13 August 2014

How the Universe was created


The BBC has an article about the Big Bang:
“You just won't believe how vastly, hugely, mind-bogglingly big space is,” said author Douglas Adams. “I mean, you may think it's a long way down the road to the chemist's, but that's just peanuts to space.” By our best estimates, there are around a hundred billion stars in the Milky Way, and at least a hundred and forty billion galaxies across the Universe. If galaxies were frozen peas, there would be enough to fill the Royal Albert Hall.
So how was this unimaginably giant Universe created? For centuries scientists thought the Universe always existed in a largely unchanged form, run like clockwork, thanks to the laws of physics. But a Belgian priest and scientist called George Lemaitre put forward another idea. In 1927, he proposed that the Universe began as a large, pregnant, and primeval atom, exploding and sending out the smaller atoms that we see today.

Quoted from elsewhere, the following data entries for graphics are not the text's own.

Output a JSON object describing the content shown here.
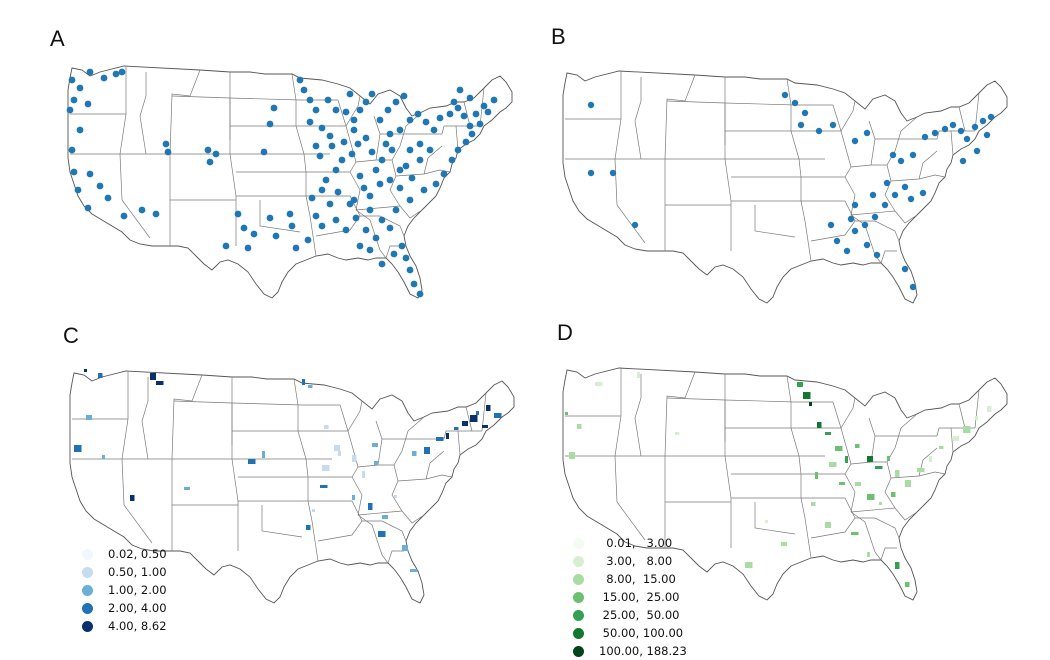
{
  "panels": [
    {
      "letter": "A"
    },
    {
      "letter": "B"
    },
    {
      "letter": "C"
    },
    {
      "letter": "D"
    }
  ],
  "colors": {
    "point": "#1f77b4",
    "border": "#7a7a7a",
    "land": "#ffffff"
  },
  "legend_c": {
    "items": [
      {
        "label": "0.02, 0.50",
        "color": "#f2f6fd"
      },
      {
        "label": "0.50, 1.00",
        "color": "#c6dbef"
      },
      {
        "label": "1.00, 2.00",
        "color": "#6baed6"
      },
      {
        "label": "2.00, 4.00",
        "color": "#2171b5"
      },
      {
        "label": "4.00, 8.62",
        "color": "#08306b"
      }
    ]
  },
  "legend_d": {
    "items": [
      {
        "label": "  0.01,   3.00",
        "color": "#f4fbf2"
      },
      {
        "label": "  3.00,   8.00",
        "color": "#d7efd1"
      },
      {
        "label": "  8.00,  15.00",
        "color": "#a8dca2"
      },
      {
        "label": " 15.00,  25.00",
        "color": "#6cc070"
      },
      {
        "label": " 25.00,  50.00",
        "color": "#35a054"
      },
      {
        "label": " 50.00, 100.00",
        "color": "#13782f"
      },
      {
        "label": "100.00, 188.23",
        "color": "#00441b"
      }
    ]
  },
  "map_layers": {
    "panel_a": "site-points",
    "panel_b": "site-points",
    "panel_c": "county-choropleth-blues",
    "panel_d": "county-choropleth-greens"
  }
}
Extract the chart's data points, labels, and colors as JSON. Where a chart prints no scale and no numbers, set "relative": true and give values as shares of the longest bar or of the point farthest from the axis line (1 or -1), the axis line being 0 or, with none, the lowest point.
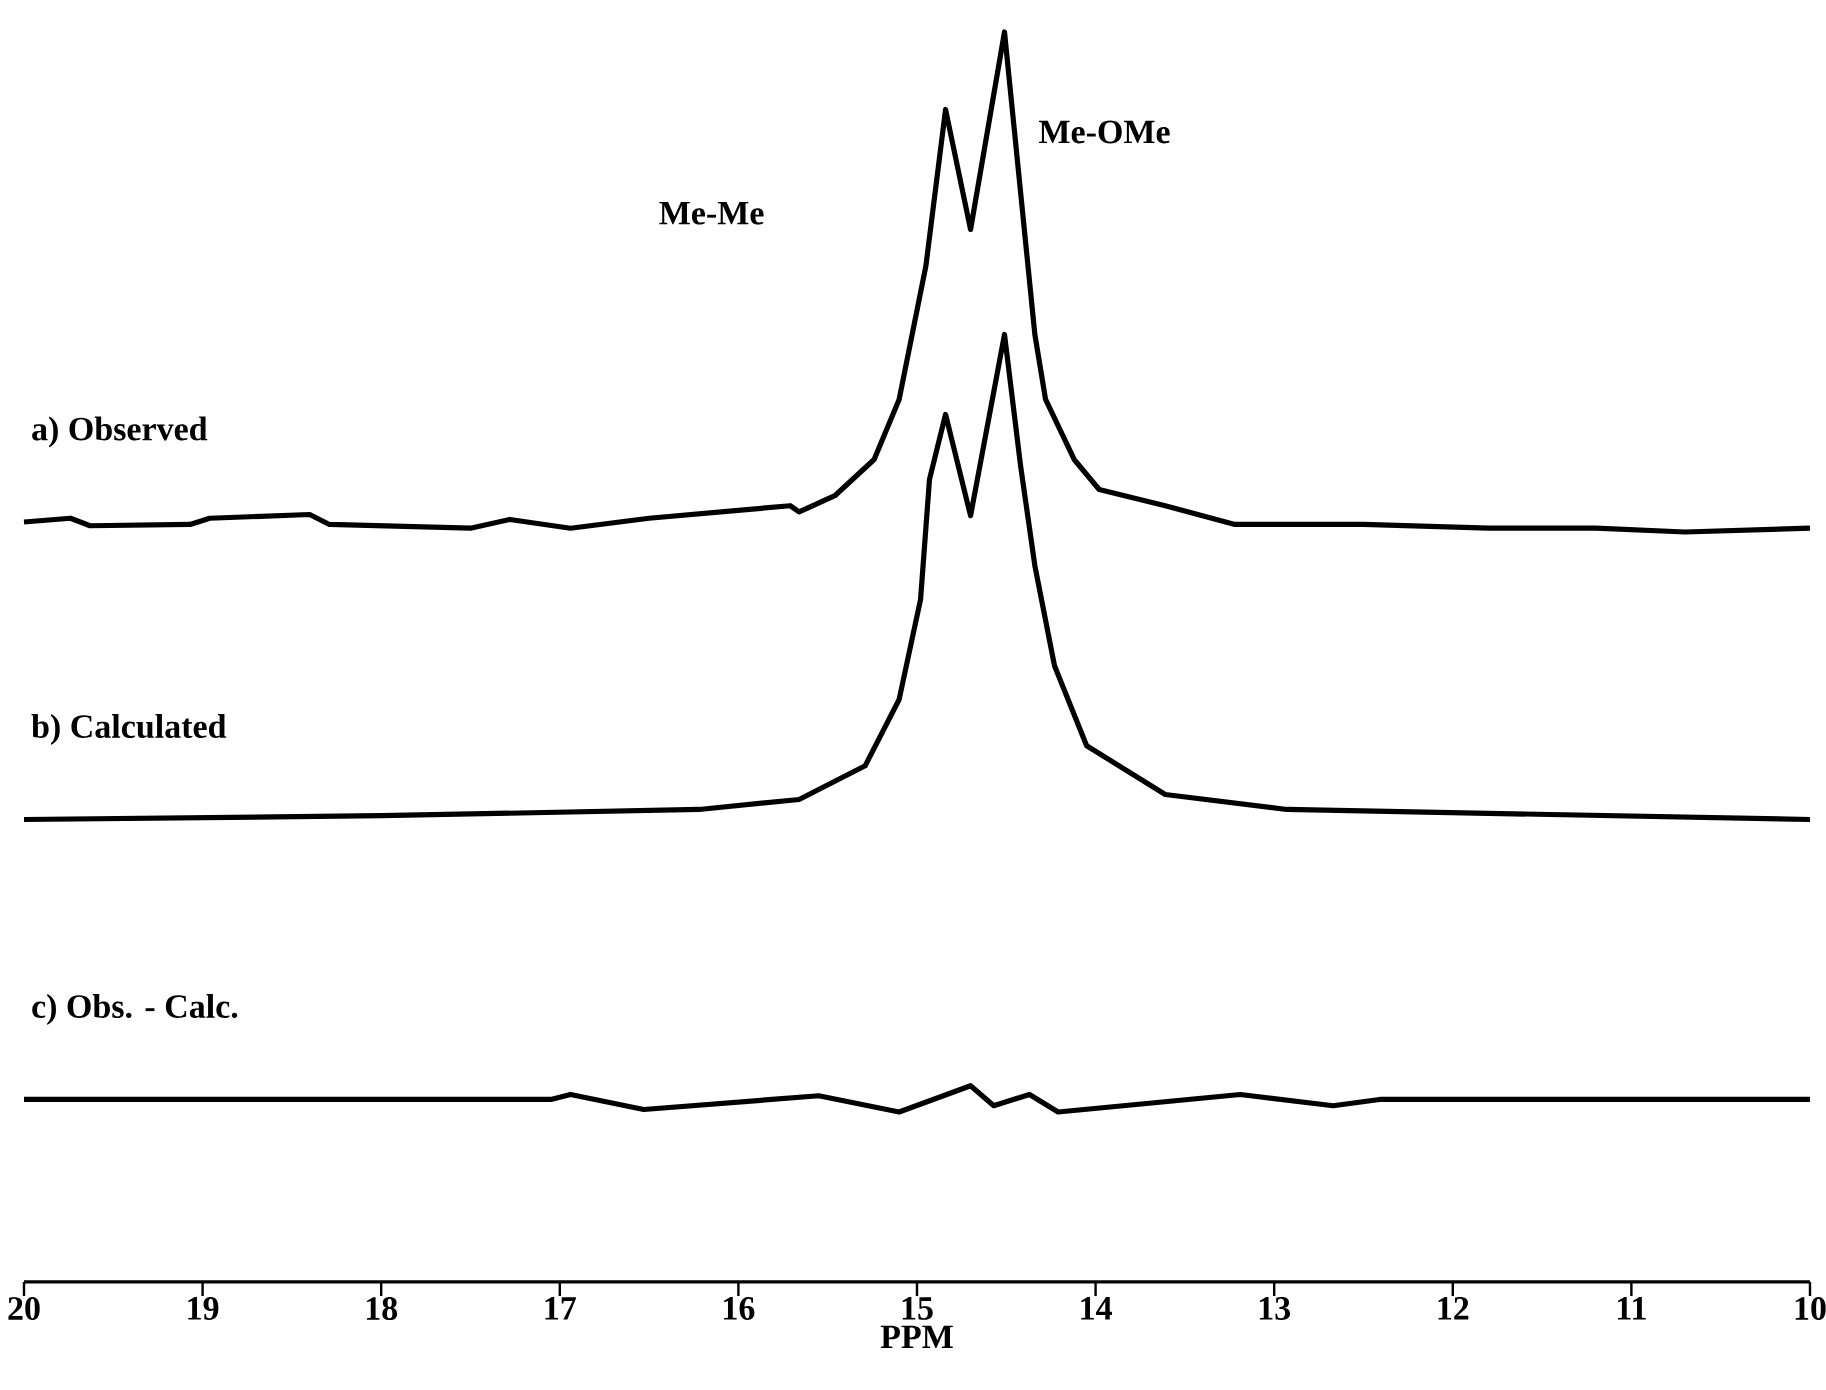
{
  "chart_data": {
    "type": "line",
    "relative": true,
    "xlabel": "PPM",
    "xlim": [
      20,
      10
    ],
    "xticks": [
      20,
      19,
      18,
      17,
      16,
      15,
      14,
      13,
      12,
      11,
      10
    ],
    "legend": false,
    "marker": "none",
    "series": [
      {
        "name": "a) Observed",
        "color": "#000000",
        "x": [
          20.0,
          19.74,
          19.63,
          19.07,
          18.96,
          18.4,
          18.29,
          17.5,
          17.28,
          16.94,
          16.5,
          15.71,
          15.66,
          15.46,
          15.24,
          15.1,
          14.95,
          14.84,
          14.7,
          14.51,
          14.34,
          14.28,
          14.12,
          13.98,
          13.61,
          13.22,
          12.5,
          11.8,
          11.2,
          10.7,
          10.0
        ],
        "values": [
          0.608,
          0.611,
          0.605,
          0.606,
          0.611,
          0.614,
          0.606,
          0.603,
          0.61,
          0.603,
          0.611,
          0.621,
          0.616,
          0.629,
          0.658,
          0.706,
          0.813,
          0.938,
          0.842,
          1.0,
          0.758,
          0.706,
          0.658,
          0.634,
          0.621,
          0.606,
          0.606,
          0.603,
          0.603,
          0.6,
          0.603
        ]
      },
      {
        "name": "b) Calculated",
        "color": "#000000",
        "x": [
          20.0,
          18.0,
          16.22,
          15.66,
          15.29,
          15.1,
          14.98,
          14.93,
          14.84,
          14.7,
          14.51,
          14.42,
          14.34,
          14.23,
          14.05,
          13.61,
          12.93,
          10.0
        ],
        "values": [
          0.37,
          0.373,
          0.378,
          0.386,
          0.413,
          0.466,
          0.546,
          0.642,
          0.694,
          0.613,
          0.758,
          0.653,
          0.573,
          0.493,
          0.429,
          0.39,
          0.378,
          0.37
        ]
      },
      {
        "name": "c) Obs. - Calc.",
        "color": "#000000",
        "x": [
          20.0,
          17.05,
          16.94,
          16.53,
          15.55,
          15.1,
          14.7,
          14.57,
          14.37,
          14.21,
          13.19,
          12.67,
          12.41,
          10.0
        ],
        "values": [
          0.146,
          0.146,
          0.15,
          0.138,
          0.149,
          0.136,
          0.157,
          0.141,
          0.15,
          0.136,
          0.15,
          0.141,
          0.146,
          0.146
        ]
      }
    ],
    "annotations": [
      "Me-Me",
      "Me-OMe"
    ]
  }
}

His idea went largely unnoticed. But, in 1929, astronomer Edwin Hubble discovered that the Universe isn’t static but is, in fact, expanding. If so, some scientists reasoned that if you rewound the Universe's life then, at some point, it should have existed as a tiny, dense point. Critics dismissed this, and the celebrated astronomer Fred Hoyle sarcastically called this concept the Big Bang theory, a phrase that would later be adopted by its proponents.
Undeterred by sceptics, scientists Ralph Alpher, George Gamow, and Robert Herman predicted that, if there had been a Big Bang, then a faint afterglow should linger somewhere in the Universe, and we should in theory be able to detect it. To do so would require one of the greatest pieces of fortune in science.

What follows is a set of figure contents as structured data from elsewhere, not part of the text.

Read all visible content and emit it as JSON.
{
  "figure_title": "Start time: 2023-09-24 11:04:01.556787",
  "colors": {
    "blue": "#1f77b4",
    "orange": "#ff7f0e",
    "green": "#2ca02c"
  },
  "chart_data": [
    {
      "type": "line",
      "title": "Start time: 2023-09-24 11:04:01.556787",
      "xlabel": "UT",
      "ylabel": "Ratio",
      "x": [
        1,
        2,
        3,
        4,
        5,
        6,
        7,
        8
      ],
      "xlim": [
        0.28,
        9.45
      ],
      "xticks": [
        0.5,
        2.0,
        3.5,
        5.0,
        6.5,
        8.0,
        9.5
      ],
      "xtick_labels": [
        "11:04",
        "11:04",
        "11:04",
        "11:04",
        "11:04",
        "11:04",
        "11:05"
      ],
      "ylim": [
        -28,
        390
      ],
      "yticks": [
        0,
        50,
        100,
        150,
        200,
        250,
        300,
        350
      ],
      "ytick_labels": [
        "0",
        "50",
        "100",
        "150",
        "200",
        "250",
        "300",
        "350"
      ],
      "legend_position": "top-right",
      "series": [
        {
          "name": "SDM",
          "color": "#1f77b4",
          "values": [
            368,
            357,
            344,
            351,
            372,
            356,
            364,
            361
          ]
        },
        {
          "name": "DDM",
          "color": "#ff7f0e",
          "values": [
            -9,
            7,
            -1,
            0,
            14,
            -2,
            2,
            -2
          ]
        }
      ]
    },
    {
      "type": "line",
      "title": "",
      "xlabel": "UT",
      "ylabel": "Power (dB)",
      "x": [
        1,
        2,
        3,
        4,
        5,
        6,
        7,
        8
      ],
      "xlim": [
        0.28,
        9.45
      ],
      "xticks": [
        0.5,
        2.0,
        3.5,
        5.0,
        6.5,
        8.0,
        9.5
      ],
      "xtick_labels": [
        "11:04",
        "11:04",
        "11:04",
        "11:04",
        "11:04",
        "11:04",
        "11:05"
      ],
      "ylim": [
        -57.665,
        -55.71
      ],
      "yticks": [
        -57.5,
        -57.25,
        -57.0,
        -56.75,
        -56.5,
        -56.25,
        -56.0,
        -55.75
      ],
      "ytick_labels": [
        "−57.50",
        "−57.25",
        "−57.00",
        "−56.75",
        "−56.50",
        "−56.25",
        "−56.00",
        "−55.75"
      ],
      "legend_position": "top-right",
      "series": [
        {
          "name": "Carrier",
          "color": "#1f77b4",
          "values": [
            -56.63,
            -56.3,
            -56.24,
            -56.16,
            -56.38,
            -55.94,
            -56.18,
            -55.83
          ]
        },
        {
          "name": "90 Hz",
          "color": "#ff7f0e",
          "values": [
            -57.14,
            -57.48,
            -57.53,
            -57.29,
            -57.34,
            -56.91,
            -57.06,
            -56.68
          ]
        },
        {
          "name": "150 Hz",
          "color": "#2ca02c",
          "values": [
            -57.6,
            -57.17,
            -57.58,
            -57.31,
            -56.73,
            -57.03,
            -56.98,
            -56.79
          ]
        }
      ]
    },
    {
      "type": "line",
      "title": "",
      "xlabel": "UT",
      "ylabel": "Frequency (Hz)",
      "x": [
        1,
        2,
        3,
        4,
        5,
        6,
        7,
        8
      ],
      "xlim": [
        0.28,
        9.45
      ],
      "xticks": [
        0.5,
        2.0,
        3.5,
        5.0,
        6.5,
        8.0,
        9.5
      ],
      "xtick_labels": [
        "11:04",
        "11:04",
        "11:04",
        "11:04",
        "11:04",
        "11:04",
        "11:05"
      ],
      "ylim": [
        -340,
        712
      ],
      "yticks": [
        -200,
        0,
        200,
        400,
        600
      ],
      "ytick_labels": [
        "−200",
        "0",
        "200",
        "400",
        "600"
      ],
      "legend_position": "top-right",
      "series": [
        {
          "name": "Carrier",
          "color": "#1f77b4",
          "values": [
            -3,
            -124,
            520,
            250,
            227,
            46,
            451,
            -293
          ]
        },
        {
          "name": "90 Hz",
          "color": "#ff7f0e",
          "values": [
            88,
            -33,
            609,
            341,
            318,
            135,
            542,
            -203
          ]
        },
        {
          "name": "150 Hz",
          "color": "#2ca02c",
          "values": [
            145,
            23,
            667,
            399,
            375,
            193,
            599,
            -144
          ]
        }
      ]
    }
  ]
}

In the mid-1960s, astronomers Arno Penzias and Robert Wilson were having a tough time trying to tune into the microwave signals transmitted from the Milky Way. The radio antenna they were using kept picking up a persistent weak hiss of radio noise. Rebuilding the antenna couldn’t get rid of the noise. Nor could clearing the pigeons that had roosted in there, or their mess. That’s because the hiss they tried so hard to remove was the echo of the Big Bang, or the Cosmic Microwave Background radiation, as it is known.

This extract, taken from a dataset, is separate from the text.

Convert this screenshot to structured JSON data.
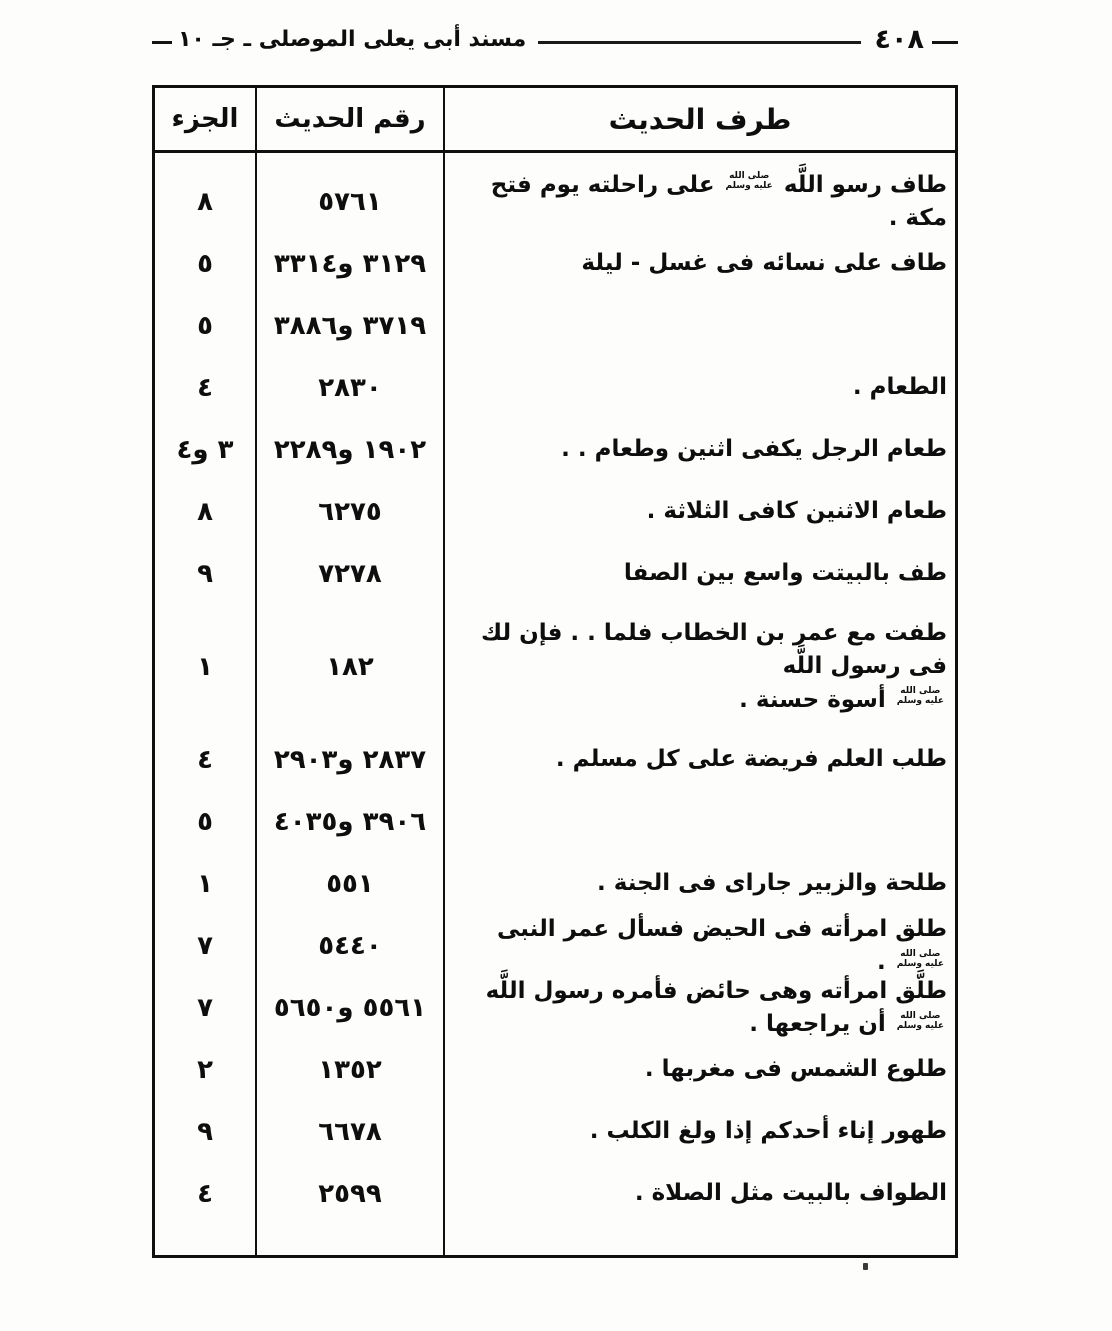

If the Big Bang theory is true, how did it lead to all the planets, stars, and galaxies we can see today? Thanks to a series of calculations, observations from telescopes on Earth and probes in space, our best explanation is this.
Around fourteen billion years ago, all the matter in the Universe emerged from a single, minute point, or singularity, in a violent burst. This expanded at an astonishingly high rate and temperature, doubling in size every ten to thirty seconds, creating space as it rapidly inflated. Within a tiny fraction of a second gravity and all the other forces were formed. Energy changed into particles of matter and antimatter, which largely destroyed each other. But luckily for us, some matter survived. Protons and neutrons started to form within the first second; within minutes these protons and neutrons could fuse and form hydrogen and helium nuclei. After three hundred thousand years, nuclei could finally capture electrons to form atoms, filling the Universe with clouds of hydrogen and helium gas. After around four hundred thousand years, it left behind a bath of photons– the Cosmic Microwave Background that Penzias and Wilson accidentally detected. Within this were tiny ripples of matter that were stretched to enormous sizes during inflation, and in turn these became the seeds for the galaxies and galactic clusters we see today.
If this is how we think the Universe began, then how will it end? Well, that’s another story entirely.
Rico says, no, not the television show... (Either that, or God did it.)